Certain abnormalities in white and red blood cells, which until now have not been fully understood, were discovered to be caused by a rare defect in the DOCK11 gene.

Germline hemizygous loss-of-function mutations of the DOCK11 gene were, for the first time, shown to cause an inborn error of blood cellular component formation and immunity, which is characterized by severe immune dysregulation and systemic inflammation, recurrent infections, and anemia.

“Such rare and previously unknown diseases provide valuable insights into the fundamental principles of blood formation and the immune system. They allow us to better understand the dysregulated processes underlying these diseases,” explained Kaan Boztug, senior author of the study and Scientific Director of the St. Anna Children’s Cancer Research Institute in Vienna, Austria.

Scientists at St. Anna CCRI published the findings of the study on June 21 in the New England Journal of Medicine. Their research began after a physician in Spain could not make sense of his patient’s symptoms.

One puzzling case began the research

The patient in question was a child who suffered from severe inflammation affecting organs such as the kidneys, intestines, and skin, and even after repeated tests, the doctor could not find an explanation.

Anemia in the blood where some of the red blood cells are crescent-shaped. (credit: Wikimedia Commons)

The puzzled doctor then turned to the St. Anna CCRI for help. He sent the child’s blood samples to the center, which is a world leader in the field of rare blood formation diseases and the immune system.

The researchers at St. Anna CCRI sequenced the child’s genome and discovered a rare defect in the DOCK11 gene, which contributes to cell communication. The gene wasn’t known to be associated with any human disease until then.

“Initially, we had only one patient and therefore did not know which symptoms were related to the gene defect and which were just additional accompanying manifestations. That was quite a challenge.”

Jana Block

“Initially, we had only one patient and therefore did not know which symptoms were related to the gene defect and which were just additional accompanying manifestations. That was quite a challenge,” says Jana Block, a PhD student in Boztug’s research group at St. Anna CCRI.

Therefore the scientists reached out to international connections and found other patients with similar DOCK11 mutations, which helped them gain a better understanding of the disease.

“We work closely with international partner institutions to understand such diseases and help the patients,” said Boztug.

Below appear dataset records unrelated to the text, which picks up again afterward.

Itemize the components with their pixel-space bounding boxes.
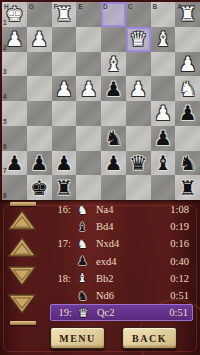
move-row-current[interactable]: 19:♛Qc20:51 xyxy=(50,304,193,321)
square-f7[interactable]: ♟ xyxy=(52,151,77,176)
square-d4[interactable]: ♟ xyxy=(101,76,126,101)
piece-white-pawn: ♟ xyxy=(129,79,147,99)
square-e8[interactable] xyxy=(76,175,101,200)
back-button[interactable]: BACK xyxy=(122,327,177,349)
square-h4[interactable]: 4 xyxy=(2,76,27,101)
first-move-button[interactable] xyxy=(7,202,39,236)
piece-white-bishop: ♝ xyxy=(154,29,172,49)
square-h5[interactable]: 5 xyxy=(2,101,27,126)
move-san: Na4 xyxy=(92,204,157,215)
move-number: 17: xyxy=(50,238,73,249)
square-b4[interactable] xyxy=(151,76,176,101)
square-b7[interactable]: ♝ xyxy=(151,151,176,176)
square-a4[interactable]: ♞ xyxy=(175,76,200,101)
move-row[interactable]: 18:♝Bb20:12 xyxy=(50,270,193,287)
square-b5[interactable]: ♟ xyxy=(151,101,176,126)
rank-label-5: 5 xyxy=(3,118,7,125)
move-san: Nxd4 xyxy=(92,238,157,249)
rank-label-4: 4 xyxy=(3,93,7,100)
piece-white-pawn: ♟ xyxy=(154,103,172,123)
square-b3[interactable] xyxy=(151,52,176,77)
move-time: 0:12 xyxy=(157,273,193,284)
piece-white-pawn: ♟ xyxy=(80,79,98,99)
piece-white-pawn: ♟ xyxy=(55,79,73,99)
move-row[interactable]: ♟exd40:40 xyxy=(50,253,193,270)
move-san: Qc2 xyxy=(93,307,156,318)
square-c7[interactable]: ♛ xyxy=(126,151,151,176)
square-c1[interactable]: C xyxy=(126,2,151,27)
triangle-down-icon xyxy=(7,292,37,315)
square-d1[interactable]: D xyxy=(101,2,126,27)
square-f2[interactable] xyxy=(52,27,77,52)
piece-black-pawn: ♟ xyxy=(104,153,122,173)
square-h8[interactable]: 8 xyxy=(2,175,27,200)
square-f4[interactable]: ♟ xyxy=(52,76,77,101)
piece-black-pawn: ♟ xyxy=(5,153,23,173)
square-g4[interactable] xyxy=(27,76,52,101)
last-move-button[interactable] xyxy=(7,292,39,325)
square-a3[interactable]: ♟ xyxy=(175,52,200,77)
square-a6[interactable] xyxy=(175,126,200,151)
move-number: 19: xyxy=(51,307,74,318)
square-e2[interactable] xyxy=(76,27,101,52)
white-q-piece-icon: ♛ xyxy=(74,307,93,319)
piece-white-king: ♚ xyxy=(5,4,23,24)
white-b-piece-icon: ♝ xyxy=(73,272,92,284)
rank-label-6: 6 xyxy=(3,143,7,150)
move-row[interactable]: 17:♞Nxd40:16 xyxy=(50,235,193,252)
move-time: 0:40 xyxy=(157,256,193,267)
piece-white-bishop: ♝ xyxy=(104,54,122,74)
piece-black-pawn: ♟ xyxy=(104,79,122,99)
square-f6[interactable] xyxy=(52,126,77,151)
square-g7[interactable]: ♟ xyxy=(27,151,52,176)
square-a2[interactable] xyxy=(175,27,200,52)
move-san: Bd4 xyxy=(92,221,157,232)
file-label-C: C xyxy=(128,3,133,10)
move-number: 18: xyxy=(50,273,73,284)
piece-black-knight: ♞ xyxy=(179,153,197,173)
square-b2[interactable]: ♝ xyxy=(151,27,176,52)
square-c5[interactable] xyxy=(126,101,151,126)
file-label-B: B xyxy=(153,3,158,10)
rank-label-3: 3 xyxy=(3,68,7,75)
square-g5[interactable] xyxy=(27,101,52,126)
piece-black-king: ♚ xyxy=(30,178,48,198)
white-n-piece-icon: ♞ xyxy=(73,238,92,250)
end-bar-icon xyxy=(10,321,36,325)
square-e5[interactable] xyxy=(76,101,101,126)
square-b6[interactable]: ♟ xyxy=(151,126,176,151)
square-g6[interactable] xyxy=(27,126,52,151)
piece-white-pawn: ♟ xyxy=(30,29,48,49)
move-time: 0:16 xyxy=(157,238,193,249)
square-g3[interactable] xyxy=(27,52,52,77)
piece-black-queen: ♛ xyxy=(129,153,147,173)
move-row[interactable]: ♞Nd60:51 xyxy=(50,287,193,304)
square-d2[interactable] xyxy=(101,27,126,52)
triangle-up-icon xyxy=(7,209,37,232)
move-number: 16: xyxy=(50,204,73,215)
move-san: exd4 xyxy=(92,256,157,267)
next-move-button[interactable] xyxy=(7,264,39,291)
square-g8[interactable]: ♚ xyxy=(27,175,52,200)
piece-white-queen: ♛ xyxy=(129,29,147,49)
square-a5[interactable]: ♟ xyxy=(175,101,200,126)
chess-app: H1♚GF♜EDCBA♜2♟♟♛♝3♝♟4♟♟♟♟♞5♟♟6♞♟7♟♟♟♟♛♝♞… xyxy=(0,0,200,355)
piece-black-pawn: ♟ xyxy=(30,153,48,173)
menu-button[interactable]: MENU xyxy=(50,327,105,349)
bottom-button-row: MENU BACK xyxy=(50,327,177,349)
square-d3[interactable]: ♝ xyxy=(101,52,126,77)
file-label-E: E xyxy=(78,3,82,10)
square-f1[interactable]: F♜ xyxy=(52,2,77,27)
square-h3[interactable]: 3 xyxy=(2,52,27,77)
square-e1[interactable]: E xyxy=(76,2,101,27)
piece-white-pawn: ♟ xyxy=(5,29,23,49)
square-h1[interactable]: H1♚ xyxy=(2,2,27,27)
black-p-piece-icon: ♟ xyxy=(73,255,92,267)
piece-black-bishop: ♝ xyxy=(154,153,172,173)
triangle-down-icon xyxy=(7,264,37,287)
black-b-piece-icon: ♝ xyxy=(73,221,92,233)
square-g2[interactable]: ♟ xyxy=(27,27,52,52)
square-h6[interactable]: 6 xyxy=(2,126,27,151)
square-c4[interactable]: ♟ xyxy=(126,76,151,101)
move-row[interactable]: ♝Bd40:19 xyxy=(50,218,193,235)
piece-black-pawn: ♟ xyxy=(179,103,197,123)
white-n-piece-icon: ♞ xyxy=(73,204,92,216)
square-d7[interactable]: ♟ xyxy=(101,151,126,176)
square-f3[interactable] xyxy=(52,52,77,77)
square-h7[interactable]: 7♟ xyxy=(2,151,27,176)
piece-black-rook: ♜ xyxy=(179,178,197,198)
square-g1[interactable]: G xyxy=(27,2,52,27)
piece-white-rook: ♜ xyxy=(179,4,197,24)
piece-white-knight: ♞ xyxy=(179,79,197,99)
square-a1[interactable]: A♜ xyxy=(175,2,200,27)
piece-white-rook: ♜ xyxy=(55,4,73,24)
piece-white-pawn: ♟ xyxy=(179,54,197,74)
square-e7[interactable] xyxy=(76,151,101,176)
square-e3[interactable] xyxy=(76,52,101,77)
piece-black-knight: ♞ xyxy=(104,128,122,148)
square-c3[interactable] xyxy=(126,52,151,77)
square-b8[interactable] xyxy=(151,175,176,200)
move-san: Bb2 xyxy=(92,273,157,284)
move-list: 16:♞Na41:08♝Bd40:1917:♞Nxd40:16♟exd40:40… xyxy=(50,201,193,321)
previous-move-button[interactable] xyxy=(7,236,39,263)
rank-label-8: 8 xyxy=(3,192,7,199)
square-c6[interactable] xyxy=(126,126,151,151)
file-label-G: G xyxy=(29,3,34,10)
piece-black-pawn: ♟ xyxy=(154,128,172,148)
square-d5[interactable] xyxy=(101,101,126,126)
move-panel: 16:♞Na41:08♝Bd40:1917:♞Nxd40:16♟exd40:40… xyxy=(0,200,200,355)
move-time: 0:51 xyxy=(156,307,192,318)
square-a8[interactable]: ♜ xyxy=(175,175,200,200)
black-n-piece-icon: ♞ xyxy=(73,290,92,302)
move-row[interactable]: 16:♞Na41:08 xyxy=(50,201,193,218)
move-san: Nd6 xyxy=(92,290,157,301)
piece-black-rook: ♜ xyxy=(55,178,73,198)
square-c8[interactable] xyxy=(126,175,151,200)
file-label-D: D xyxy=(103,3,108,10)
piece-black-pawn: ♟ xyxy=(55,153,73,173)
square-d8[interactable] xyxy=(101,175,126,200)
square-e6[interactable] xyxy=(76,126,101,151)
move-time: 0:51 xyxy=(157,290,193,301)
square-d6[interactable]: ♞ xyxy=(101,126,126,151)
move-time: 1:08 xyxy=(157,204,193,215)
square-f8[interactable]: ♜ xyxy=(52,175,77,200)
square-c2[interactable]: ♛ xyxy=(126,27,151,52)
square-e4[interactable]: ♟ xyxy=(76,76,101,101)
square-b1[interactable]: B xyxy=(151,2,176,27)
square-h2[interactable]: 2♟ xyxy=(2,27,27,52)
triangle-up-icon xyxy=(7,236,37,259)
square-f5[interactable] xyxy=(52,101,77,126)
chess-board: H1♚GF♜EDCBA♜2♟♟♛♝3♝♟4♟♟♟♟♞5♟♟6♞♟7♟♟♟♟♛♝♞… xyxy=(0,0,200,200)
move-time: 0:19 xyxy=(157,221,193,232)
square-a7[interactable]: ♞ xyxy=(175,151,200,176)
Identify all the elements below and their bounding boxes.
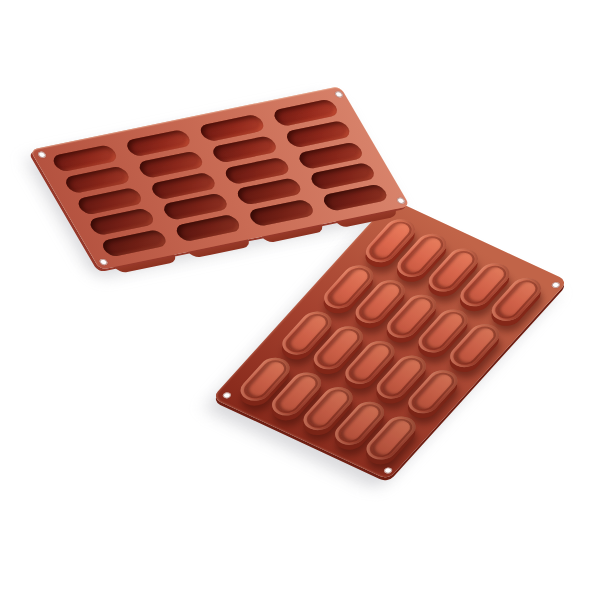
product-photo	[0, 0, 600, 599]
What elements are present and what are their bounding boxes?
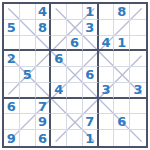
cell-r1c5[interactable] [67,4,83,20]
cell-r8c4[interactable] [51,114,67,130]
cell-r8c1[interactable] [4,114,20,130]
cell-r2c5[interactable] [67,20,83,36]
cell-r9c2[interactable] [20,130,36,146]
cell-r1c9[interactable] [130,4,146,20]
cell-r3c3[interactable] [36,36,52,52]
argyle-sudoku-puzzle: 418583641265643367976961 [0,0,150,150]
cell-r5c4[interactable] [51,67,67,83]
cell-r7c1: 6 [4,99,20,115]
cell-r3c4[interactable] [51,36,67,52]
cell-r9c3: 6 [36,130,52,146]
cell-r7c7[interactable] [99,99,115,115]
cell-r3c8: 1 [114,36,130,52]
cell-r9c1: 9 [4,130,20,146]
cell-r6c1[interactable] [4,83,20,99]
cell-r6c6[interactable] [83,83,99,99]
sudoku-board: 418583641265643367976961 [2,2,148,148]
cell-r6c8[interactable] [114,83,130,99]
cell-r8c9[interactable] [130,114,146,130]
cell-r2c1: 5 [4,20,20,36]
cell-r1c2[interactable] [20,4,36,20]
cell-r1c8: 8 [114,4,130,20]
cell-r3c2[interactable] [20,36,36,52]
cell-r3c9[interactable] [130,36,146,52]
cell-r2c8[interactable] [114,20,130,36]
cell-r1c6: 1 [83,4,99,20]
cell-r4c9[interactable] [130,51,146,67]
cell-r9c4[interactable] [51,130,67,146]
cell-r7c4[interactable] [51,99,67,115]
cell-r5c9[interactable] [130,67,146,83]
cell-r9c6: 1 [83,130,99,146]
cell-r1c3: 4 [36,4,52,20]
cell-r7c5[interactable] [67,99,83,115]
cell-r4c1: 2 [4,51,20,67]
cell-r2c6: 3 [83,20,99,36]
cell-r6c5[interactable] [67,83,83,99]
cell-r7c6[interactable] [83,99,99,115]
cell-r5c7[interactable] [99,67,115,83]
cell-r7c8[interactable] [114,99,130,115]
cell-r2c2[interactable] [20,20,36,36]
cell-r7c2[interactable] [20,99,36,115]
cell-r1c7[interactable] [99,4,115,20]
cell-r3c6[interactable] [83,36,99,52]
cell-r4c7[interactable] [99,51,115,67]
cell-r6c4: 4 [51,83,67,99]
cell-r8c8: 6 [114,114,130,130]
cell-r8c3: 9 [36,114,52,130]
cell-r9c8[interactable] [114,130,130,146]
cell-r5c8[interactable] [114,67,130,83]
cell-r1c1[interactable] [4,4,20,20]
cell-r6c2[interactable] [20,83,36,99]
cell-r3c7: 4 [99,36,115,52]
cell-r4c8[interactable] [114,51,130,67]
cell-r8c6: 7 [83,114,99,130]
cell-r6c3[interactable] [36,83,52,99]
cell-r9c9 [130,130,146,146]
cell-r6c9: 3 [130,83,146,99]
cell-r8c7[interactable] [99,114,115,130]
cell-r2c9[interactable] [130,20,146,36]
cell-r8c5[interactable] [67,114,83,130]
cell-r2c7[interactable] [99,20,115,36]
cell-r9c5[interactable] [67,130,83,146]
cell-r7c9[interactable] [130,99,146,115]
cell-r4c2[interactable] [20,51,36,67]
cell-r4c3[interactable] [36,51,52,67]
cell-r5c1[interactable] [4,67,20,83]
cell-r9c7[interactable] [99,130,115,146]
cell-r5c6: 6 [83,67,99,83]
cell-r2c3: 8 [36,20,52,36]
cell-r4c4: 6 [51,51,67,67]
cell-r2c4[interactable] [51,20,67,36]
cell-r8c2[interactable] [20,114,36,130]
cell-r7c3: 7 [36,99,52,115]
cell-r5c5[interactable] [67,67,83,83]
cell-r5c3[interactable] [36,67,52,83]
cell-r4c6[interactable] [83,51,99,67]
cell-r3c1[interactable] [4,36,20,52]
cell-r6c7: 3 [99,83,115,99]
cell-r3c5: 6 [67,36,83,52]
cell-r4c5[interactable] [67,51,83,67]
cell-r1c4[interactable] [51,4,67,20]
cell-r5c2: 5 [20,67,36,83]
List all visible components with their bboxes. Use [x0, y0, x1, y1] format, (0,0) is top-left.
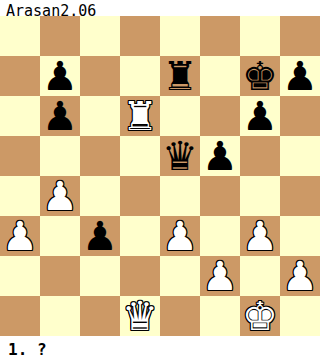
chess-app-window: Arasan2.06 ♟♜♚♟♟♜♟♛♟♟♟♟♟♟♟♟♛♚ 1. ? — [0, 0, 320, 360]
square-h3[interactable] — [280, 216, 320, 256]
square-f1[interactable] — [200, 296, 240, 336]
white-pawn[interactable]: ♟ — [242, 216, 278, 256]
titlebar: Arasan2.06 — [0, 0, 320, 16]
square-g4[interactable] — [240, 176, 280, 216]
square-c3[interactable]: ♟ — [80, 216, 120, 256]
square-b6[interactable]: ♟ — [40, 96, 80, 136]
square-f2[interactable]: ♟ — [200, 256, 240, 296]
move-prompt: 1. ? — [8, 340, 47, 359]
white-rook[interactable]: ♜ — [122, 96, 158, 136]
square-d6[interactable]: ♜ — [120, 96, 160, 136]
square-g5[interactable] — [240, 136, 280, 176]
square-f7[interactable] — [200, 56, 240, 96]
square-g3[interactable]: ♟ — [240, 216, 280, 256]
square-f4[interactable] — [200, 176, 240, 216]
square-a3[interactable]: ♟ — [0, 216, 40, 256]
black-pawn[interactable]: ♟ — [282, 56, 318, 96]
square-a8[interactable] — [0, 16, 40, 56]
square-a6[interactable] — [0, 96, 40, 136]
square-g6[interactable]: ♟ — [240, 96, 280, 136]
black-pawn[interactable]: ♟ — [42, 96, 78, 136]
chess-board: ♟♜♚♟♟♜♟♛♟♟♟♟♟♟♟♟♛♚ — [0, 16, 320, 336]
square-c7[interactable] — [80, 56, 120, 96]
square-h1[interactable] — [280, 296, 320, 336]
square-e1[interactable] — [160, 296, 200, 336]
square-g1[interactable]: ♚ — [240, 296, 280, 336]
square-b5[interactable] — [40, 136, 80, 176]
square-b3[interactable] — [40, 216, 80, 256]
square-h6[interactable] — [280, 96, 320, 136]
square-f3[interactable] — [200, 216, 240, 256]
white-king[interactable]: ♚ — [242, 296, 278, 336]
square-b2[interactable] — [40, 256, 80, 296]
white-pawn[interactable]: ♟ — [282, 256, 318, 296]
square-e5[interactable]: ♛ — [160, 136, 200, 176]
square-e7[interactable]: ♜ — [160, 56, 200, 96]
square-e2[interactable] — [160, 256, 200, 296]
white-pawn[interactable]: ♟ — [2, 216, 38, 256]
square-g7[interactable]: ♚ — [240, 56, 280, 96]
white-pawn[interactable]: ♟ — [202, 256, 238, 296]
statusbar: 1. ? — [0, 336, 320, 360]
square-d2[interactable] — [120, 256, 160, 296]
square-b1[interactable] — [40, 296, 80, 336]
square-c6[interactable] — [80, 96, 120, 136]
white-pawn[interactable]: ♟ — [162, 216, 198, 256]
square-d7[interactable] — [120, 56, 160, 96]
white-pawn[interactable]: ♟ — [42, 176, 78, 216]
square-b7[interactable]: ♟ — [40, 56, 80, 96]
square-h5[interactable] — [280, 136, 320, 176]
square-c5[interactable] — [80, 136, 120, 176]
square-d3[interactable] — [120, 216, 160, 256]
square-h7[interactable]: ♟ — [280, 56, 320, 96]
square-a2[interactable] — [0, 256, 40, 296]
square-c8[interactable] — [80, 16, 120, 56]
black-rook[interactable]: ♜ — [162, 56, 198, 96]
black-pawn[interactable]: ♟ — [242, 96, 278, 136]
square-d1[interactable]: ♛ — [120, 296, 160, 336]
square-b8[interactable] — [40, 16, 80, 56]
square-e4[interactable] — [160, 176, 200, 216]
square-e3[interactable]: ♟ — [160, 216, 200, 256]
black-pawn[interactable]: ♟ — [82, 216, 118, 256]
square-c4[interactable] — [80, 176, 120, 216]
square-h4[interactable] — [280, 176, 320, 216]
square-d5[interactable] — [120, 136, 160, 176]
square-d4[interactable] — [120, 176, 160, 216]
square-a4[interactable] — [0, 176, 40, 216]
black-king[interactable]: ♚ — [242, 56, 278, 96]
square-e6[interactable] — [160, 96, 200, 136]
black-queen[interactable]: ♛ — [162, 136, 198, 176]
square-f8[interactable] — [200, 16, 240, 56]
white-queen[interactable]: ♛ — [122, 296, 158, 336]
black-pawn[interactable]: ♟ — [42, 56, 78, 96]
square-b4[interactable]: ♟ — [40, 176, 80, 216]
square-h8[interactable] — [280, 16, 320, 56]
square-f6[interactable] — [200, 96, 240, 136]
square-c2[interactable] — [80, 256, 120, 296]
square-h2[interactable]: ♟ — [280, 256, 320, 296]
square-c1[interactable] — [80, 296, 120, 336]
square-d8[interactable] — [120, 16, 160, 56]
square-g8[interactable] — [240, 16, 280, 56]
square-a7[interactable] — [0, 56, 40, 96]
square-a1[interactable] — [0, 296, 40, 336]
square-f5[interactable]: ♟ — [200, 136, 240, 176]
square-e8[interactable] — [160, 16, 200, 56]
black-pawn[interactable]: ♟ — [202, 136, 238, 176]
square-g2[interactable] — [240, 256, 280, 296]
square-a5[interactable] — [0, 136, 40, 176]
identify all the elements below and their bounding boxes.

The effects of the rare gene defect

In one of the patients, the DOCK11 defect resulted in impaired blood cell formation, leading to a novel mechanism for anemia, a deficiency of red blood cells. The significantly reduced number of red blood cells requires regular blood transfusions.  

The researchers suspect that one way to treat the disease would be to transplant blood-forming stem cells to the patients, but there are still a lot of details of DOCK11’s function which aren’t understood.

“Of course, these questions need to be investigated in future studies. It is also conceivable that DOCK11 deficiency could be treated through gene therapy,” said Boztug. “This disease is truly severe, so we see it as our mission not only to understand the biological processes but also to develop effective therapeutic strategies based on that.”

“Our work over the past five years is undoubtedly a significant milestone, but we are also aware that several of the patients have died from the disease,” Block added.